Distinct from fact_commodity_flow (county-level Census CFS data). This table preserves FAF5’s native ~130-area resolution rather than disaggregating to counties.

Column

Type

Null

Description

flow_id

INTEGER

NOT NULL

Auto-increment primary key.

origin_cfs_area_id

INTEGER

NOT NULL

Foreign key → dim_cfs_area.cfs_area_id. Shipment origin CFS area.

dest_cfs_area_id

INTEGER

NOT NULL

Foreign key → dim_cfs_area.cfs_area_id. Shipment destination CFS area.

sctg_id

INTEGER

NOT NULL

Foreign key → dim_sctg_commodity.sctg_id. SCTG 2-digit commodity.

source_id

INTEGER

NOT NULL

Foreign key → dim_data_source.source_id. Always BTS_FAF5.

year

INTEGER

NOT NULL

Calendar year of the flow estimate (e.g., 2017, 2022).

value_millions

NUMERIC(14,2)

NULL

Estimated shipment value in millions of USD. NULL when the original CSV value was zero (sparse storage).

tons_thousands

NUMERIC(14,2)

NULL

Estimated shipment weight in thousands of short tons.
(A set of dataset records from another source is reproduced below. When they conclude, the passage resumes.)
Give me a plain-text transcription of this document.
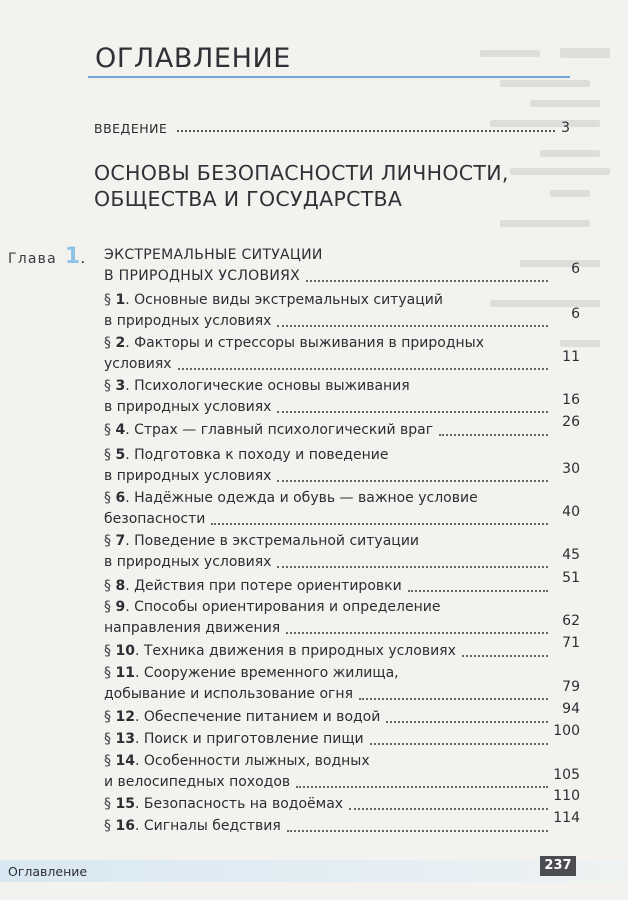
ОГЛАВЛЕНИЕ
ВВЕДЕНИЕ	3
ОСНОВЫ БЕЗОПАСНОСТИ ЛИЧНОСТИ,
ОБЩЕСТВА И ГОСУДАРСТВА
Глава 1 . ЭКСТРЕМАЛЬНЫЕ СИТУАЦИИ
В ПРИРОДНЫХ УСЛОВИЯХ	6
§ 1. Основные виды экстремальных ситуаций
в природных условиях	6
§ 2. Факторы и стрессоры выживания в природных
условиях	11
§ 3. Психологические основы выживания
в природных условиях	16
§ 4. Страх — главный психологический враг	26
§ 5. Подготовка к походу и поведение
в природных условиях	30
§ 6. Надёжные одежда и обувь — важное условие
безопасности	40
§ 7. Поведение в экстремальной ситуации
в природных условиях	45
§ 8. Действия при потере ориентировки	51
§ 9. Способы ориентирования и определение
направления движения	62
§ 10. Техника движения в природных условиях	71
§ 11. Сооружение временного жилища,
добывание и использование огня	79
§ 12. Обеспечение питанием и водой	94
§ 13. Поиск и приготовление пищи	100
§ 14. Особенности лыжных, водных
и велосипедных походов	105
§ 15. Безопасность на водоёмах	110
§ 16. Сигналы бедствия	114
Оглавление	237
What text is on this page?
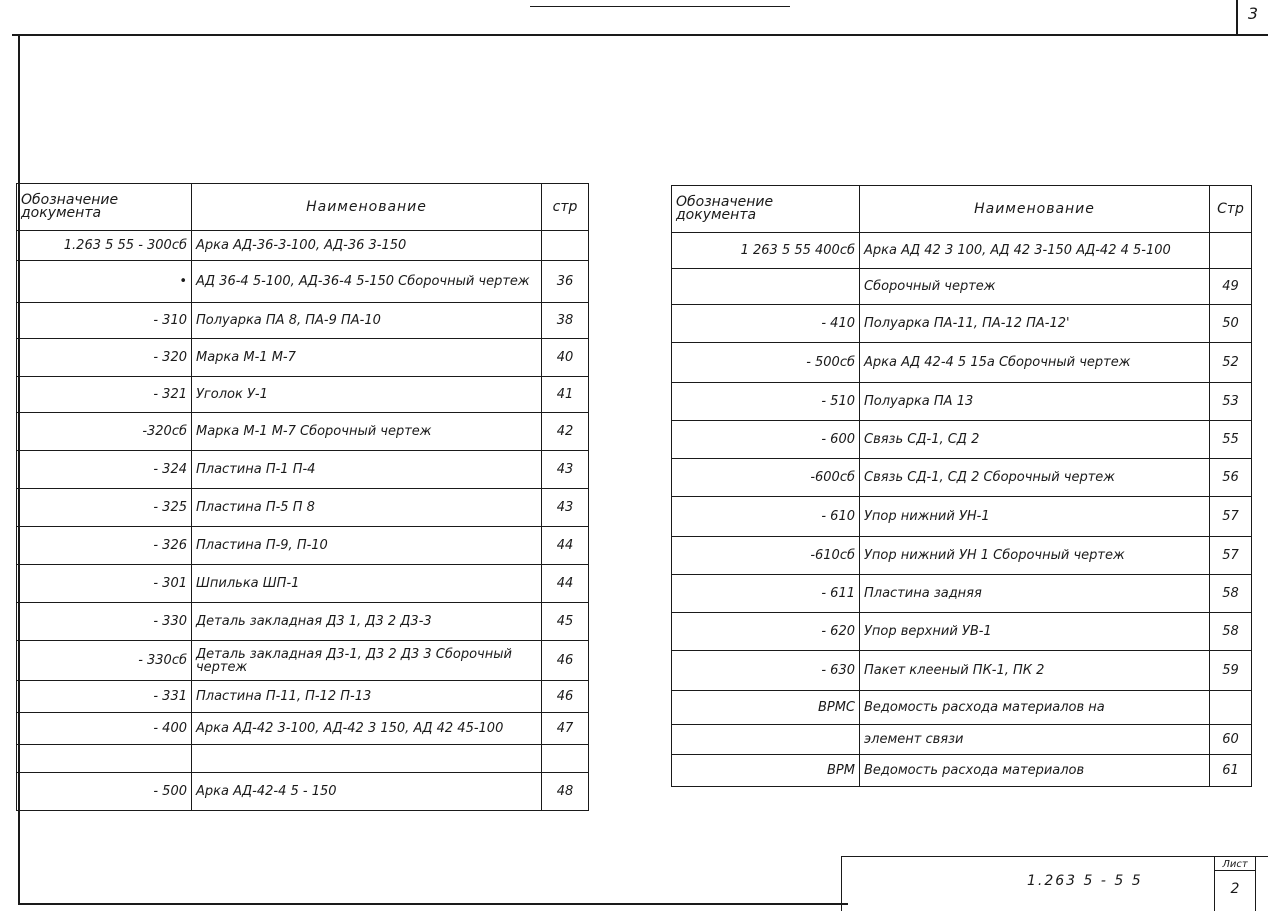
3
Обозначение документа	Наименование	стр
1.263 5 55 - 300сб	Арка АД-36-3-100, АД-36 3-150	
•	АД 36-4 5-100, АД-36-4 5-150 Сборочный чертеж	36
- 310	Полуарка ПА 8, ПА-9 ПА-10	38
- 320	Марка М-1 М-7	40
- 321	Уголок У-1	41
-320сб	Марка М-1 М-7 Сборочный чертеж	42
- 324	Пластина П-1 П-4	43
- 325	Пластина П-5 П 8	43
- 326	Пластина П-9, П-10	44
- 301	Шпилька ШП-1	44
- 330	Деталь закладная Д3 1, Д3 2 Д3-3	45
- 330сб	Деталь закладная Д3-1, Д3 2 Д3 3 Сборочный чертеж	46
- 331	Пластина П-11, П-12 П-13	46
- 400	Арка АД-42 3-100, АД-42 3 150, АД 42 45-100	47

- 500	Арка АД-42-4 5 - 150	48
Обозначение документа	Наименование	Стр
1 263 5 55 400сб	Арка АД 42 3 100, АД 42 3-150 АД-42 4 5-100	
	Сборочный чертеж	49
- 410	Полуарка ПА-11, ПА-12 ПА-12'	50
- 500сб	Арка АД 42-4 5 15а Сборочный чертеж	52
- 510	Полуарка ПА 13	53
- 600	Связь СД-1, СД 2	55
-600сб	Связь СД-1, СД 2 Сборочный чертеж	56
- 610	Упор нижний УН-1	57
-610сб	Упор нижний УН 1 Сборочный чертеж	57
- 611	Пластина задняя	58
- 620	Упор верхний УВ-1	58
- 630	Пакет клееный ПК-1, ПК 2	59
ВРМС	Ведомость расхода материалов на	
	элемент связи	60
ВРМ	Ведомость расхода материалов	61
1.263 5 - 5 5
Лист
2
NULL when original CSV value was zero.

ton_miles_millions

NUMERIC(14,2)

NULL

Estimated ton-miles in millions. NULL when original CSV value was zero.

mode_code

VARCHAR(10)

NULL

Transport mode code as string: '1' = truck, '2' = rail, '3' = water, '4' = air, '5' = pipeline.

Indexes:

  • idx_faf_flow_origin on origin_cfs_area_id

  • idx_faf_flow_dest on dest_cfs_area_id

  • idx_faf_flow_sctg on sctg_id

  • idx_faf_flow_year on year

Sparsity note: All three flow value fields use NULL for zero rather than storing explicit zeros. This reduces storage significantly since FAF5 has many zero-flow origin-destination pairs for specific commodity codes and modes. When reconstructing the O-D matrix, treat NULL as 0.

Scale (2022 data): ~2.49 million records, representing $18.7 trillion in domestic commodity shipments across ~130 CFS areas, 42 SCTG codes, and 5 transport modes.

Populated by: FAFLoader.